Gespräch beenden und Polizei informieren
Diese Telefonate seien bekannt, sagte Erwin Gräni, Chef Prävention der Luzerner Polizei, als wir ihm den Fall schilderten. «Das Opfer erhält den Telefonanruf eines vermeintlichen Polizisten. Es wird dabei aufgefordert, die Polizei zu unterstützen und bei der Aufklärung der Straftat mitzuwirken», erklärt Gräni das Vorgehen. Wäre der Rentner in diesem Fall nicht so aufmerksam gewesen, hätte sich Folgendes abspielen können: «Hat die angerufene Person in die Mitwirkung eingewilligt, wird sie aufgefordert, ihre Vermögenswerte bereitzustellen. Dann wird sie zur Übergabe des Geldes am Wohnort aufgefordert, oder aber der Deponierung an einem angewiesenen Ort.»

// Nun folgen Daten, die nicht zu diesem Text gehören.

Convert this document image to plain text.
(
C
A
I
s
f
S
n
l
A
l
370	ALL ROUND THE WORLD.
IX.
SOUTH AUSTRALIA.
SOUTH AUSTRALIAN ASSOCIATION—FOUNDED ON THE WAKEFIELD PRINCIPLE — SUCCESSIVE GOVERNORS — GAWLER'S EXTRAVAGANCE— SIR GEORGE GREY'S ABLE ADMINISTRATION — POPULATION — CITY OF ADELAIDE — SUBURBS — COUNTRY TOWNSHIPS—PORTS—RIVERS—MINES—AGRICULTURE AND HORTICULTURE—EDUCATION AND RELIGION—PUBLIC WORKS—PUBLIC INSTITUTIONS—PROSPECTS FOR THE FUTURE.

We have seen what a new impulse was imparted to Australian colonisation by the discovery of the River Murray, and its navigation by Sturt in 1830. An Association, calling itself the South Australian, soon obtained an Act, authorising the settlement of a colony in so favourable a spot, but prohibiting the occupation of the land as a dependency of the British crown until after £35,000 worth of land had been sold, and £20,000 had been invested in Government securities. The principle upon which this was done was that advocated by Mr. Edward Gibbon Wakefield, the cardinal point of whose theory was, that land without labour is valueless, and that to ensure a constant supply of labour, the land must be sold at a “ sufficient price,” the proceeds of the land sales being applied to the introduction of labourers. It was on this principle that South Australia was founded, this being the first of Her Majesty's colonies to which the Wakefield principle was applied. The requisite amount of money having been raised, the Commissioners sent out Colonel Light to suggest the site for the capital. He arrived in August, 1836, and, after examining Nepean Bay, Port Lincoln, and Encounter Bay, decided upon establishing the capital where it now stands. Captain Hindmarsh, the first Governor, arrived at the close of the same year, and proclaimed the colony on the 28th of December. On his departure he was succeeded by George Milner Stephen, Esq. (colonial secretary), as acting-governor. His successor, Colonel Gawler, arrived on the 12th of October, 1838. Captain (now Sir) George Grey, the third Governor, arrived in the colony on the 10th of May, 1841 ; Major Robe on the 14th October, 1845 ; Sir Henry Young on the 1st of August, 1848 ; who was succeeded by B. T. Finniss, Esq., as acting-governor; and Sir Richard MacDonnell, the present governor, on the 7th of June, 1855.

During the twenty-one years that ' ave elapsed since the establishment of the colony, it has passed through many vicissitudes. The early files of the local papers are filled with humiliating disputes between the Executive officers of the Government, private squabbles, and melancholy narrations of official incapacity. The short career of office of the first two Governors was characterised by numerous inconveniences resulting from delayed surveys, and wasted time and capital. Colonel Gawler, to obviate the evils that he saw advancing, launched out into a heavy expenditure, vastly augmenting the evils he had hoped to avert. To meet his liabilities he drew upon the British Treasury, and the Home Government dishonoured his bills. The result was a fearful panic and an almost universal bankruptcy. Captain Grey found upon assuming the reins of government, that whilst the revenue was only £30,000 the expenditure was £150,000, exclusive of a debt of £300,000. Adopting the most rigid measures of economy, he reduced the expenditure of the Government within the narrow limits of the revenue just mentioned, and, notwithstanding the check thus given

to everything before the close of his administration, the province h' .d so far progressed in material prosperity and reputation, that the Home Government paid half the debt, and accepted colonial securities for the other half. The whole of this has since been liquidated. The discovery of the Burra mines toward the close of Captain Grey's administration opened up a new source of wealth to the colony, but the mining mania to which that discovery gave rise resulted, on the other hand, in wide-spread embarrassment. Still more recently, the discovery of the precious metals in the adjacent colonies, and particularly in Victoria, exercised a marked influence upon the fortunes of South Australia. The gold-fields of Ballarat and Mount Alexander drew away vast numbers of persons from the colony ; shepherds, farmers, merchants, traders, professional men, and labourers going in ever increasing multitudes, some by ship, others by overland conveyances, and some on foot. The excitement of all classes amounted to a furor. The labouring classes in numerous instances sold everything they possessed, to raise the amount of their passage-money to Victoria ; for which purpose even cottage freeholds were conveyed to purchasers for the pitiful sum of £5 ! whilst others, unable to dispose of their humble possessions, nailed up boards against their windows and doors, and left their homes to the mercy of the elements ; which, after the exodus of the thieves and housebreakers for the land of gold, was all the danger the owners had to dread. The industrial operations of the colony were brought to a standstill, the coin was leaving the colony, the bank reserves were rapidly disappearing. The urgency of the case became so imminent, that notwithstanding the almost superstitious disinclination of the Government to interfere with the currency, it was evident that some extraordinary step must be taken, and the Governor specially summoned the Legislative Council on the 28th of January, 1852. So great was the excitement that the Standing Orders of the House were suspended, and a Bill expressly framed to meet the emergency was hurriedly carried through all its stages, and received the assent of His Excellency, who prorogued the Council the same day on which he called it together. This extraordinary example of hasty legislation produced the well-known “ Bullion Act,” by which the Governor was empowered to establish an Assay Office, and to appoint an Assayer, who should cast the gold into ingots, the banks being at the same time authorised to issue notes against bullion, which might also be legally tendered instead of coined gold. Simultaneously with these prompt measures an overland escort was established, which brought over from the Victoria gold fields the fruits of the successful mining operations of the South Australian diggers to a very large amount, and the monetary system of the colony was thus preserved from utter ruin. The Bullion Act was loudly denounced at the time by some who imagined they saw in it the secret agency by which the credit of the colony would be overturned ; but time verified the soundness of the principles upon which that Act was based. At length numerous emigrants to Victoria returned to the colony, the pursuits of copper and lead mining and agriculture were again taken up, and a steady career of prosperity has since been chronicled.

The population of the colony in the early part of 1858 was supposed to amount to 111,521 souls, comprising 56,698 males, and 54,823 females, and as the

Aktuell werden der Luzerner Polizei täglich mehrere Telefonbetrugsversuche gemeldet. Die meisten Betroffenen reagieren richtig, beenden das Gespräch sofort und melden den Vorfall unverzüglich der Polizei. Seit Jahresbeginn 2022 wurden schweizweit bereits 12 vollendete Telefonbetrugsfälle gemeldet. Im letzten Jahr waren es insgesamt deren 59. Dies ist eine klare Tendenz nach oben.
Im Vorjahr wurden 2,4 Millionen Franken erschwindelt
Die versuchten Betrugsfälle waren um ein Vielfaches höher. Laut der Website telefonbetrug.ch wurden im Vorjahr 2507 versuchte Telefonbetrugsfälle gemeldet, wobei die Dunkelziffer laut Gräni sehr viel höher liegen dürfte. Die Gesamtdeliktsumme betrug im Jahr 2021 satte 2’377’153 Franken.
«Die Telefonbetrüger versuchen, mit komplizierten und verängstigenden Geschichten das Vertrauen ausgesuchter Leute zu gewinnen – und damit deren Geld», weiss Gräni. Die organisierten Betrüger zeichnen sich durch hohe kriminelle Energie aus, da bei vollendeten Versuchen meistens viel Geld verloren geht und nicht selten ältere Leute um ihre Altersvorsorge gebracht werden.
Notsituation eines Verwandten
Die Lügen der Betrüger würden zunehmend dreister. «Nach wie vor aktuell sind die Maschen mit dem Enkeltrick, dem falschen Polizisten oder dem Computerspezialisten. Im Januar wurde vermehrt die Betrugsmasche vom Verwandten in Not gemeldet. Es wird den Opfern vorgelogen, dass dieser eine grössere Menge Geld benötigt, um aus einer Notsituation herauszukommen», zählt der Polizist auf.
Bei Anrufen von fremden Leuten gelte es, aufmerksam zu sein. Im Grundsatz gelte es, sich am Telefon nicht einschüchtern zu lassen. «Sobald es um Ihre Finanzen geht und je geheimer eine Sache scheint, desto grösser ist die Wahrscheinlichkeit einer Falle.» Man solle sich trauen, das Gespräch zu beenden. Zudem rät der Experte, bei den geringsten Zweifeln eine Vertrauensperson beizuziehen. «Der grösste Fehler ist zu glauben, man sei vor Telefonbetrügern gefeit.»